Concernant la situation des relayeurs (les remplaçants), il assure qu’une solution sera trouvée en temps voulu. Gilbert NDIKUMANA rappelle également que tout employé ayant une préoccupation a le droit de s’adresser directement à la direction ou aux représentants syndicaux de l’entreprise, au lieu de se plaindre sans chercher de réponse claire.

Les médias appelés à jouer leur rôle


« Il faut utiliser les outils médiatiques pour informer le public et inciter au respect des obligations sociales. »

Lors d’une formation organisée le 3 octobre 2023 à l’intention des journalistes, Jacques Bukuru, journaliste senior et formateur en journalisme et communication, a insisté sur le rôle des médias dans la sensibilisation à la protection sociale.

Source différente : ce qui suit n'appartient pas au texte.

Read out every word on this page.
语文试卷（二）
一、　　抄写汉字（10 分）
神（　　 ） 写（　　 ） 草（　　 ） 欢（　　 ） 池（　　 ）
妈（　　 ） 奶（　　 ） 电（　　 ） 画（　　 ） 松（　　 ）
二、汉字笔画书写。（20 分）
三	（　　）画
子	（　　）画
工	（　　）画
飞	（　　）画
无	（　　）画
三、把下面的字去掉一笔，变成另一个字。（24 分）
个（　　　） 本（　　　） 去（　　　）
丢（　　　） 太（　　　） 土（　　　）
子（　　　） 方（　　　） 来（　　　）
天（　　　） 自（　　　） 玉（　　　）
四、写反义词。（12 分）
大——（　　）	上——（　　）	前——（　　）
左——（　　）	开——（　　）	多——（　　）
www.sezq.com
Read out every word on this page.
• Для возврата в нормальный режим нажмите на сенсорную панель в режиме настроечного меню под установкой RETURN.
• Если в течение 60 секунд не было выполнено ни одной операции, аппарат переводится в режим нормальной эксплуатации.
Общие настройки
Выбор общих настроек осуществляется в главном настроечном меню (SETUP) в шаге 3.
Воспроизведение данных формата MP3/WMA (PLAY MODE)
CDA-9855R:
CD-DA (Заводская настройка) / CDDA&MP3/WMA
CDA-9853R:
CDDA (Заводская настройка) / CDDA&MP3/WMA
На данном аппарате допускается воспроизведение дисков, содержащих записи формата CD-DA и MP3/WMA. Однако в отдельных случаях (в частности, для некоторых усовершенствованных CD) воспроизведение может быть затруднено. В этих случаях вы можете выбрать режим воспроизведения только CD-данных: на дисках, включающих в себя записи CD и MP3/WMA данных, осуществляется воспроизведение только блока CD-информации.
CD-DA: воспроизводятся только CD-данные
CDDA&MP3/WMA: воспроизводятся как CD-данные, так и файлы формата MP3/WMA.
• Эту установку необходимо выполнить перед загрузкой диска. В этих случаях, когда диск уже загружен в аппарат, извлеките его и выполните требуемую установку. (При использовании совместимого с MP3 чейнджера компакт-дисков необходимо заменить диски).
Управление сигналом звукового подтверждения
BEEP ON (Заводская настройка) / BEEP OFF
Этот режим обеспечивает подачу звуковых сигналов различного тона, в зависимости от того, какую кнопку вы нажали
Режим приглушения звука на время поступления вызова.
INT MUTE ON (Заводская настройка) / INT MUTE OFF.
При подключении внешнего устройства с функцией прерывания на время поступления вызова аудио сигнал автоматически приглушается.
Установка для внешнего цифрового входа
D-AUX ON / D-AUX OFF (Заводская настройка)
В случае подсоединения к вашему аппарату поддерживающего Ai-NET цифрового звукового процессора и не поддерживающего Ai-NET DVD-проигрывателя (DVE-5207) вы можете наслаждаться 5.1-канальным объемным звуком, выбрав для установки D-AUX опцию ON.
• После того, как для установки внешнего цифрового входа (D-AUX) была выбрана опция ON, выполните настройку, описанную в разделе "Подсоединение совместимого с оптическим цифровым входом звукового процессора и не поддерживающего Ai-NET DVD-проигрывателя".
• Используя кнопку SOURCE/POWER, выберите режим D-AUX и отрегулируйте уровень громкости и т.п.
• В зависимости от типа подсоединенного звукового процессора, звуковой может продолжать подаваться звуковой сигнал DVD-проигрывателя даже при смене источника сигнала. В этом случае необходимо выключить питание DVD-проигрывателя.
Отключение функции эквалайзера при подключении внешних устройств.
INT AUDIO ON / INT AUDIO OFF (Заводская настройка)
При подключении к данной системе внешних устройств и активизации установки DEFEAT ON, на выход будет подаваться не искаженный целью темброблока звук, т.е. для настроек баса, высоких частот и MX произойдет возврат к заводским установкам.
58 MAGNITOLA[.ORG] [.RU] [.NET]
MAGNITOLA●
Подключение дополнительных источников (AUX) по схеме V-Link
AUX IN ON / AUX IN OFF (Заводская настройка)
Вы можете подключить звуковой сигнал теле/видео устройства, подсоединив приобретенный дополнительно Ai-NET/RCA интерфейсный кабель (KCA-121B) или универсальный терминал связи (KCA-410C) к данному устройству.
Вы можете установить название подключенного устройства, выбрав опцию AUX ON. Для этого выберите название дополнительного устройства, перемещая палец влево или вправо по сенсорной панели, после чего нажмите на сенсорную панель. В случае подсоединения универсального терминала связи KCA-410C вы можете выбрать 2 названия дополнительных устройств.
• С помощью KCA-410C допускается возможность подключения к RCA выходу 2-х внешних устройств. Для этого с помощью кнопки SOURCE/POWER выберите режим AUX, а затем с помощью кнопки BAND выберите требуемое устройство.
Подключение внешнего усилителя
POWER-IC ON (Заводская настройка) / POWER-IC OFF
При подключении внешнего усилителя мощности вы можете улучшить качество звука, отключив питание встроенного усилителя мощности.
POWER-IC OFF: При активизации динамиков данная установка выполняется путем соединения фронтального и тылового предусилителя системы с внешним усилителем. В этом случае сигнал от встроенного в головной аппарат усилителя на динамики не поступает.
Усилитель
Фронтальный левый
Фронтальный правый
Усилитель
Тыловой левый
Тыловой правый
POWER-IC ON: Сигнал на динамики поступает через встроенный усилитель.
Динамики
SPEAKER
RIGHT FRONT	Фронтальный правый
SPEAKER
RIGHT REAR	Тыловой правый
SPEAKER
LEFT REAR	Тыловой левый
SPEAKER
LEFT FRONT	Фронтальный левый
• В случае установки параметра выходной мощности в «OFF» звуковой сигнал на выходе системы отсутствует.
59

Il déplore une méconnaissance généralisée des missions de l’INSS, pourtant active depuis plus de 60 ans.

« Il est impératif d’utiliser les outils médiatiques tels que les reportages, émissions, articles et spots pour informer le public et inciter au respect des obligations sociales », a-t-il plaidé.

Il a également souligné que l’adhésion à la protection sociale ne profite pas seulement aux travailleurs, mais renforce aussi l’engagement et le sentiment d’appartenance des employés à leur entreprise.